ValueError: Length of values does not match length of index

## 2. Apply k-means on the whole dataset by setting k is equal two, three and four and get ARI score for each of them. Which model is the best?
The **Adjusted Rand Index (ARI)** applies $\mathbb{E}(RI)$ as a correction factor. With ARI, it is possible to get values less than 0, but 1 still indicates perfect agreement, and 0 indicates perfect randomness.

### 2 clusters

In [11]:
# Get predicted clusters.
full_pred = KMeans(n_clusters=2).fit_predict(X_std)

full_pred = np.array([0 if x == 1 else 1 if x==0 else 2 for x in full_pred])

pd.crosstab(y, full_pred)
metrics.adjusted_rand_score(y, full_pred)

0.4380857727169879

### 3 clusters

In [8]:
# Get predicted clusters.
full_pred = KMeans(n_clusters=3, random_state=123).fit_predict(X_std)

full_pred = np.array([0 if x == 1 else 1 if x==0 else 2 for x in full_pred])

pd.crosstab(y, full_pred)
metrics.adjusted_rand_score(y, full_pred)

0.2740064669723646

### 4 clusters

In [9]:
# Get predicted clusters.
full_pred = KMeans(n_clusters=4, random_state=123).fit_predict(X_std)

full_pred = np.array([0 if x == 1 else 1 if x==0 else 2 for x in full_pred])

pd.crosstab(y, full_pred)
metrics.adjusted_rand_score(y, full_pred)

0.19754403059138773

As the clusters increase, the Adjusted Random Index decreases - approaching a higher level of randomness.

## 3. Apply k-means on the whole dataset by setting k equal two, three and four and get silhouette coefficient for each of them.
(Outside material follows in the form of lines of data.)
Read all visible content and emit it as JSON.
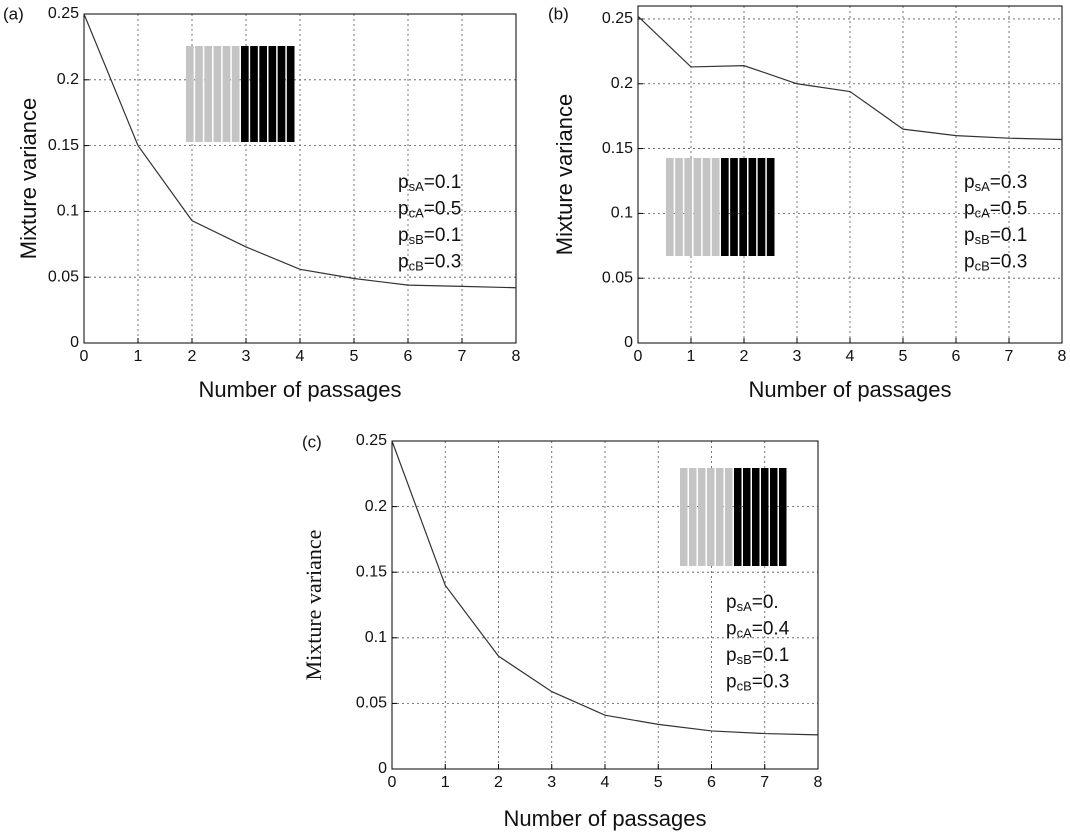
{
  "chart_data": [
    {
      "type": "line",
      "panel": "(a)",
      "x_label": "Number of passages",
      "y_label": "Mixture variance",
      "x": [
        0,
        1,
        2,
        3,
        4,
        5,
        6,
        7,
        8
      ],
      "series": [
        {
          "name": "Mixture variance",
          "color": "#333333",
          "values": [
            0.25,
            0.15,
            0.093,
            0.073,
            0.056,
            0.049,
            0.044,
            0.043,
            0.042
          ]
        }
      ],
      "xlim": [
        0,
        8
      ],
      "ylim": [
        0,
        0.25
      ],
      "xticks": [
        0,
        1,
        2,
        3,
        4,
        5,
        6,
        7,
        8
      ],
      "yticks": [
        0,
        0.05,
        0.1,
        0.15,
        0.2,
        0.25
      ],
      "grid": true,
      "annotations": [
        {
          "main": "p",
          "sub": "sA",
          "tail": "=0.1"
        },
        {
          "main": "p",
          "sub": "cA",
          "tail": "=0.5"
        },
        {
          "main": "p",
          "sub": "sB",
          "tail": "=0.1"
        },
        {
          "main": "p",
          "sub": "cB",
          "tail": "=0.3"
        }
      ]
    },
    {
      "type": "line",
      "panel": "(b)",
      "x_label": "Number of passages",
      "y_label": "Mixture variance",
      "x": [
        0,
        1,
        2,
        3,
        4,
        5,
        6,
        7,
        8
      ],
      "series": [
        {
          "name": "Mixture variance",
          "color": "#333333",
          "values": [
            0.252,
            0.213,
            0.214,
            0.2,
            0.194,
            0.165,
            0.16,
            0.158,
            0.157
          ]
        }
      ],
      "xlim": [
        0,
        8
      ],
      "ylim": [
        0,
        0.26
      ],
      "xticks": [
        0,
        1,
        2,
        3,
        4,
        5,
        6,
        7,
        8
      ],
      "yticks": [
        0,
        0.05,
        0.1,
        0.15,
        0.2,
        0.25
      ],
      "grid": true,
      "annotations": [
        {
          "main": "p",
          "sub": "sA",
          "tail": "=0.3"
        },
        {
          "main": "p",
          "sub": "cA",
          "tail": "=0.5"
        },
        {
          "main": "p",
          "sub": "sB",
          "tail": "=0.1"
        },
        {
          "main": "p",
          "sub": "cB",
          "tail": "=0.3"
        }
      ]
    },
    {
      "type": "line",
      "panel": "(c)",
      "x_label": "Number of passages",
      "y_label": "Mixture variance",
      "x": [
        0,
        1,
        2,
        3,
        4,
        5,
        6,
        7,
        8
      ],
      "series": [
        {
          "name": "Mixture variance",
          "color": "#333333",
          "values": [
            0.25,
            0.14,
            0.086,
            0.059,
            0.041,
            0.034,
            0.029,
            0.027,
            0.026
          ]
        }
      ],
      "xlim": [
        0,
        8
      ],
      "ylim": [
        0,
        0.25
      ],
      "xticks": [
        0,
        1,
        2,
        3,
        4,
        5,
        6,
        7,
        8
      ],
      "yticks": [
        0,
        0.05,
        0.1,
        0.15,
        0.2,
        0.25
      ],
      "grid": true,
      "annotations": [
        {
          "main": "p",
          "sub": "sA",
          "tail": "=0."
        },
        {
          "main": "p",
          "sub": "cA",
          "tail": "=0.4"
        },
        {
          "main": "p",
          "sub": "sB",
          "tail": "=0.1"
        },
        {
          "main": "p",
          "sub": "cB",
          "tail": "=0.3"
        }
      ]
    }
  ]
}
Which model is the best?

For each datapoint, the *silhouette coefficient* is the difference between the mean distance between that datapoint and all other points in its cluster ($a_i$) and the mean distance between that datapoint and all other points in the *nearest other* cluster ($b_i$), divided by whichever of the two values is highest:  

$$\dfrac{b_i-a_i}{max(b_i,a_i)}$$

The mean of the silhouette coefficients for all datapoints is the silhouette coefficient for that clustering solution on that data. Values range from -1 for very bad clusters to +1 for very dense clusters. However, if clusters employ non-flat geometry, this index will not work well.

### 2 clusters

In [13]:
labels = KMeans(n_clusters=2, random_state=123).fit_predict(X_std)

print(metrics.silhouette_score(X_std, labels, metric='euclidean'))

0.17530682286260937


### 3 clusters

In [14]:
labels = KMeans(n_clusters=3, random_state=123).fit_predict(X_std)

print(metrics.silhouette_score(X_std, labels, metric='euclidean'))

0.1299061055112915


### 4 clusters

In [15]:
labels = KMeans(n_clusters=4, random_state=123).fit_predict(X_std)

print(metrics.silhouette_score(X_std, labels, metric='euclidean'))

0.13347392846804823


2 clusters provides the highest silhoutte coefficient, as a result this is the optimal number of clusters.